In the final plenary session, India’s Minister for Environment, Forests and Climate Change, Bhupender Yadav, proposed a revision of the para referring to coal to read as “call upon parties to escalate the development, deployment and dissemination of technologies and adoption of policies of transition towards low emission energy systems, including rapidly scaling up deployment of clean power generation, energy efficiency measures, including escalating the effort to phase down unabated coal power and phase out inefficient fossil fuel subsidies while providing targeted support to the poorest and the most vulnerable, in line with the national circumstances and recognising trhe need for support towards a just transition.”

This immediately evoked a series of angry responses from Switzerland, the European Union (EU) and some other island nations, who expressed their deep disappointment—but they still passed the agreement, The very long applause that followed the conclusion of Switzerland’s intervention – Alok Sharma said ‘thank you’ thrice before it subsided – was a testimony that India and China stood rather isolated.

But in the end the Glasgow climate talks did end in a text on which all the 195-odd countries agreed to sign.
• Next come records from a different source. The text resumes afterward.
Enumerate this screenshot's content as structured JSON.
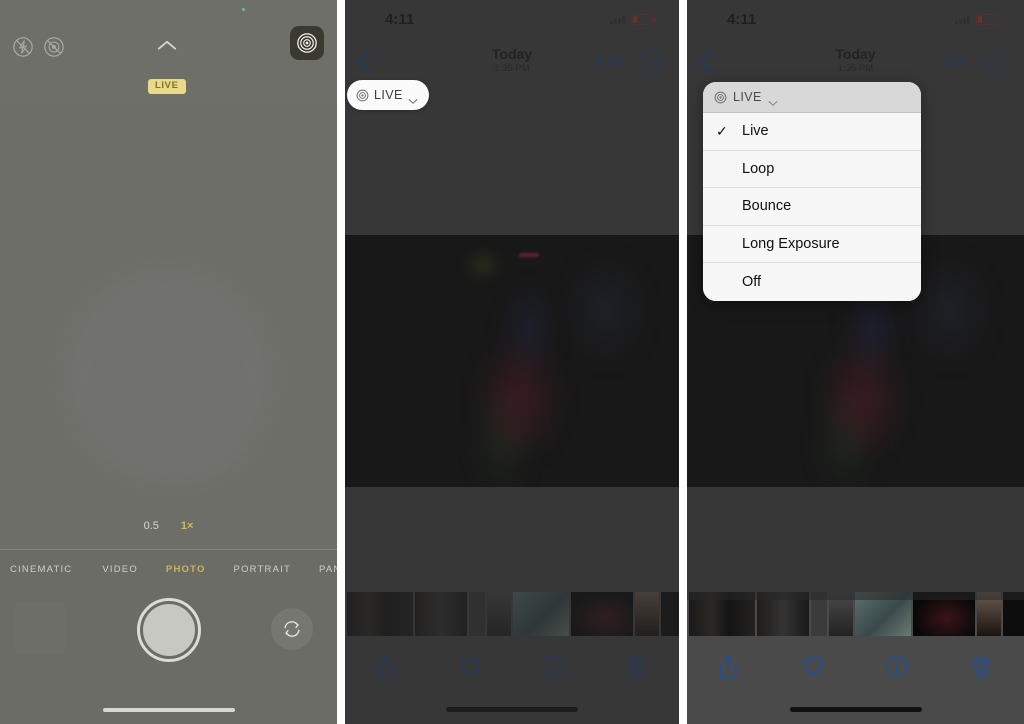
{
  "layout": {
    "panel_count": 3,
    "background": "#ffffff"
  },
  "colors": {
    "accent_blue": "#1f4f96",
    "camera_yellow": "#dfc758",
    "live_badge_bg": "#e8d98b",
    "live_badge_text": "#7e7526",
    "battery_red": "#c0392b",
    "camera_bg": "#6e6e68",
    "photo_bg": "#050505",
    "menu_bg": "#f7f7f7"
  },
  "camera_panel": {
    "name": "Camera app",
    "flash_icon": "flash-off-icon",
    "live_off_icon": "live-photo-off-icon",
    "chevron_icon": "chevron-up-icon",
    "live_badge": "LIVE",
    "live_toggle_icon": "live-photo-on-icon",
    "zoom_options": [
      {
        "label": "0.5",
        "active": false
      },
      {
        "label": "1×",
        "active": true
      }
    ],
    "modes": [
      {
        "label": "CINEMATIC",
        "active": false
      },
      {
        "label": "VIDEO",
        "active": false
      },
      {
        "label": "PHOTO",
        "active": true
      },
      {
        "label": "PORTRAIT",
        "active": false
      },
      {
        "label": "PANO",
        "active": false
      }
    ],
    "shutter_name": "shutter-button",
    "flip_icon": "camera-flip-icon",
    "thumbnail_name": "last-photo-thumbnail"
  },
  "photos_panel": {
    "name": "Photos app detail view",
    "status": {
      "time": "4:11",
      "signal_icon": "cellular-signal-icon",
      "battery_icon": "battery-low-icon"
    },
    "nav": {
      "back_icon": "chevron-left-icon",
      "title": "Today",
      "subtitle": "1:35 PM",
      "edit_label": "Edit",
      "more_icon": "more-ellipsis-icon"
    },
    "live_pill": {
      "icon": "live-photo-target-icon",
      "label": "LIVE",
      "chevron_icon": "chevron-down-icon"
    },
    "toolbar": [
      {
        "name": "share-icon"
      },
      {
        "name": "heart-icon"
      },
      {
        "name": "info-icon"
      },
      {
        "name": "trash-icon"
      }
    ],
    "filmstrip_thumb_widths": [
      66,
      52,
      16,
      24,
      56,
      62,
      24,
      36,
      36,
      32
    ]
  },
  "menu_panel": {
    "name": "Photos app with Live Photo effects menu open",
    "dropdown": {
      "header_icon": "live-photo-target-icon",
      "header_label": "LIVE",
      "header_chevron_icon": "chevron-down-icon",
      "items": [
        {
          "label": "Live",
          "checked": true
        },
        {
          "label": "Loop",
          "checked": false
        },
        {
          "label": "Bounce",
          "checked": false
        },
        {
          "label": "Long Exposure",
          "checked": false
        },
        {
          "label": "Off",
          "checked": false
        }
      ],
      "check_glyph": "✓"
    }
  }
}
The incursion of coal completely eclipsed the burning issue of finance. The agreement does “notes with deep regret” that developed countries have not met the target of mobilizing $100b by 2020. This COP was expected to be predominantly about finance, but in the end people left the rooms talking about coal.

The pending issue of framing rules for operationalising the Article 6 of the Paris Agreement, which deals with carbon markets, has been completed. The full details are yet to come out, but some experts with the knowledge of it have commented that the rules still leave many loopholes to be plugged.

It has also been agreed that the countries will report next year on the progress made in their economies in terms of climate action. Earlier, this was to happen once in five years.

While the Glasgow climate talks ended in an agreement of sorts, most people have criticised as it not being enough. Sanjay Vashist, Director, Climate Action Network, South Asia, has said that the “COP has ignored the basic rights of million to survive and live, ridiculing the ambition of the developing countries by not committing to the much-needed finance and technology.”

This might read like a standard language of an NGO, but then, even the COP President Alok Sharma, has said that while the global warming limiting target of 1.5 degrees Celsius has been “kept alive, it’s pulse is very weak.